I'm trying to wrap my head around the way positional and keyword arguments work in python, and, it seems, I'm failing rather miserably.
Given a function with a call signature matplotlib.pyplot.plot(*args,**kwargs)
, it can be called as
import matplotlib.pyplot as plt
x=[1,2,3]
y=[5,6,7]
plt.plot(x,y,'ro-')
plt.show()
Now, I'm trying to wrap it into something which I can call as mplot(x,y,'ro-',...)
where ...
are whatever arguments the original function was ready to accept.
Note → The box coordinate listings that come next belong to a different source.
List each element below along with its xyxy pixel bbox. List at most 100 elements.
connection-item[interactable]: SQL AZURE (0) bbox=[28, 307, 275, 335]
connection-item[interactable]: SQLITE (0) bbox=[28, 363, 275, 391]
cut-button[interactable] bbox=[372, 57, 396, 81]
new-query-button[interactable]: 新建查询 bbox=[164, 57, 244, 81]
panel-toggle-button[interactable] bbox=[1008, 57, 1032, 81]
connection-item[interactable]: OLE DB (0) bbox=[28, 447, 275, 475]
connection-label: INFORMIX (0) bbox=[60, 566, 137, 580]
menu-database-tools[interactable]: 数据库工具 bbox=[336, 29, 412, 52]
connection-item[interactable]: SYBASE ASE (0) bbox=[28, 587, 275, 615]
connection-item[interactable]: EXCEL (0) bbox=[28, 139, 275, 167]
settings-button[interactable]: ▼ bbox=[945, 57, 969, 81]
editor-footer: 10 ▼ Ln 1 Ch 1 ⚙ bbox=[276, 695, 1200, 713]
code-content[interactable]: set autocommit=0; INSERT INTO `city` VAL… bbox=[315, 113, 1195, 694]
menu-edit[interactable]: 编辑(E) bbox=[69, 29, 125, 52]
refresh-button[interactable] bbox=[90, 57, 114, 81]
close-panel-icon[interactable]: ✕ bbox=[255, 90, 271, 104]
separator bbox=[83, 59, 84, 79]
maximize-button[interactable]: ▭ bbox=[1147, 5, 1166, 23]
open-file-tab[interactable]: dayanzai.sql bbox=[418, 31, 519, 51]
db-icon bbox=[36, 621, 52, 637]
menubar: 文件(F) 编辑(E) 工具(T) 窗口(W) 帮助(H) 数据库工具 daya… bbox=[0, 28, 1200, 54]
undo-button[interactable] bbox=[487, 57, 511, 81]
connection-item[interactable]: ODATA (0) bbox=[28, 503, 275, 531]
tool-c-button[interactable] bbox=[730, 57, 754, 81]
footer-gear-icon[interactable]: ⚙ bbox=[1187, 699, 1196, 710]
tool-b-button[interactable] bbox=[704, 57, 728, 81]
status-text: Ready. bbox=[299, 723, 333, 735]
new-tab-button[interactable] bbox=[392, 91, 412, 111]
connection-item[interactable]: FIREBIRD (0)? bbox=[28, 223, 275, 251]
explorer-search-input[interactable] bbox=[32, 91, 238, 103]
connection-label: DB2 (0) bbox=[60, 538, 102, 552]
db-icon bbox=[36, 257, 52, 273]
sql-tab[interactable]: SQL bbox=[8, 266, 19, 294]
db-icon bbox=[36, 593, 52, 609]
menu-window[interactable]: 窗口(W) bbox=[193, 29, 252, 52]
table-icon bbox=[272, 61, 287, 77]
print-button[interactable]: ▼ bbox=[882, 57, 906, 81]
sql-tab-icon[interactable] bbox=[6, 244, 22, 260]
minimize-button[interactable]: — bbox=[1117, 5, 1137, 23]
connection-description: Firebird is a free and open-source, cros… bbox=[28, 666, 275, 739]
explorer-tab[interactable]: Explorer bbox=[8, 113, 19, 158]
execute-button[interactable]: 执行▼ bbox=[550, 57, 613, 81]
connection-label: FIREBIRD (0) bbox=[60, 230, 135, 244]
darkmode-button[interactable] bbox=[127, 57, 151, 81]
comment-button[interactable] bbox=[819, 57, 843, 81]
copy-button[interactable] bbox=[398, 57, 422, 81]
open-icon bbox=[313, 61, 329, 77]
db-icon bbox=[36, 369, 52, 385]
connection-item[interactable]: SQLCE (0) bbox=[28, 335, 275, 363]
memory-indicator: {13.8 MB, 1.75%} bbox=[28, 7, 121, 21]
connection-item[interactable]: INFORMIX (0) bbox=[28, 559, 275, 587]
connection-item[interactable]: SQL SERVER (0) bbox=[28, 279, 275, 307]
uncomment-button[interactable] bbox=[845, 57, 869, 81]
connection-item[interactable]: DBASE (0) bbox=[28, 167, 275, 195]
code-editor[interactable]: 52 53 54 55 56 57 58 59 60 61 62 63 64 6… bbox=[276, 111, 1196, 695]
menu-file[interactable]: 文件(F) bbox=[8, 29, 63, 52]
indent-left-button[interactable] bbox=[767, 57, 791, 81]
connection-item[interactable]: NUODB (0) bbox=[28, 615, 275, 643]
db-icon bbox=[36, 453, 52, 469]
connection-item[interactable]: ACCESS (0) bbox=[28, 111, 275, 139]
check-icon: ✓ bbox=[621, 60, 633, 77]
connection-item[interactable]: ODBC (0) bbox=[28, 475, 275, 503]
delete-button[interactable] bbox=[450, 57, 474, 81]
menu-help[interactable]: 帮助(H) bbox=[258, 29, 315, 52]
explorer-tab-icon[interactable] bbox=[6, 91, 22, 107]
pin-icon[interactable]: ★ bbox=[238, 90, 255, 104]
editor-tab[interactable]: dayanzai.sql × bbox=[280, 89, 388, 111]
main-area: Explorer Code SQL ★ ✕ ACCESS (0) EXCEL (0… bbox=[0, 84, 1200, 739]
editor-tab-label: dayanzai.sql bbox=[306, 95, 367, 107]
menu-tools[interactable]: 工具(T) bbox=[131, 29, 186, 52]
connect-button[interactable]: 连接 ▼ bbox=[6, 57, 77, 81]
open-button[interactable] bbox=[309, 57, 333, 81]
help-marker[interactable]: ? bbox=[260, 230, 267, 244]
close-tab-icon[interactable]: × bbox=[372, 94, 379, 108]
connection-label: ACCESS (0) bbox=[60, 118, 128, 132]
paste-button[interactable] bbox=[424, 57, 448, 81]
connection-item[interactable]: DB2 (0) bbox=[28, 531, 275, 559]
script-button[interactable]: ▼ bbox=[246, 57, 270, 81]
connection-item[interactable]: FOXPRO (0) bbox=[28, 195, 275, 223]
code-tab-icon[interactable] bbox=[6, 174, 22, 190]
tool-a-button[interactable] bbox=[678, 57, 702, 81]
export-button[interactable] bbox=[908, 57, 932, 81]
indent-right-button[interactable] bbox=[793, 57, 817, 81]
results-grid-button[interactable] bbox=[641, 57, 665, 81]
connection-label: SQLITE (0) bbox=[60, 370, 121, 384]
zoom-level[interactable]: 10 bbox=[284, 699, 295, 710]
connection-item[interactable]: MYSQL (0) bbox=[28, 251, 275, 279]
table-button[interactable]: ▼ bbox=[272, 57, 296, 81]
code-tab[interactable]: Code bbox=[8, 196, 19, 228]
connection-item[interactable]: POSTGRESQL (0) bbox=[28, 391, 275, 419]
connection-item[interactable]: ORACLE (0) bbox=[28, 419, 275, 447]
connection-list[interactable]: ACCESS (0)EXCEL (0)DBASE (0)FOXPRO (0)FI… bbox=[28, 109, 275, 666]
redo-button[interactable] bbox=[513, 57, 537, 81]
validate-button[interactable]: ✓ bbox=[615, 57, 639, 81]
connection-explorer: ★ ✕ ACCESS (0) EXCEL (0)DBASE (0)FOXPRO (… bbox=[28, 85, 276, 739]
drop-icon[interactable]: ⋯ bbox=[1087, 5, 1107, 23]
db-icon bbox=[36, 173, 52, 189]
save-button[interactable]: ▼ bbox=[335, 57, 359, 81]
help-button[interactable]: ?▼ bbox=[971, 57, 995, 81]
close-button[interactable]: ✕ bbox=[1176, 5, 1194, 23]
The following fails miserably, but I can't really figu开发者_JAVA技巧re how to fix it:
def mplot(x,y,fmt,*args,**kwargs):
return plt.plot(x,y,fmt,*args,**kwargs)
mplot(x,y,'ro-')
Any pointers to a way out would be very much appreciated.
You need it this way:
def mplot(x,y,fmt,*args,**kwargs):
#do stuff with x, y and fmt
return plt.plot(*args,**kwargs)
I'm assuming that your intention is to consume the x
, y
and fmt
in your mplot
routine and then pass the remaining parameters to plt.plot
.
I don't believe that this is actually what you want (I can see that plt.plot
wants to receive x
, y
and fmt
and so they should not be consumed). I had deleted this answer but since your posted code apparently works, I'll leave this visible for a little while and see if it provokes the real question to be revealed!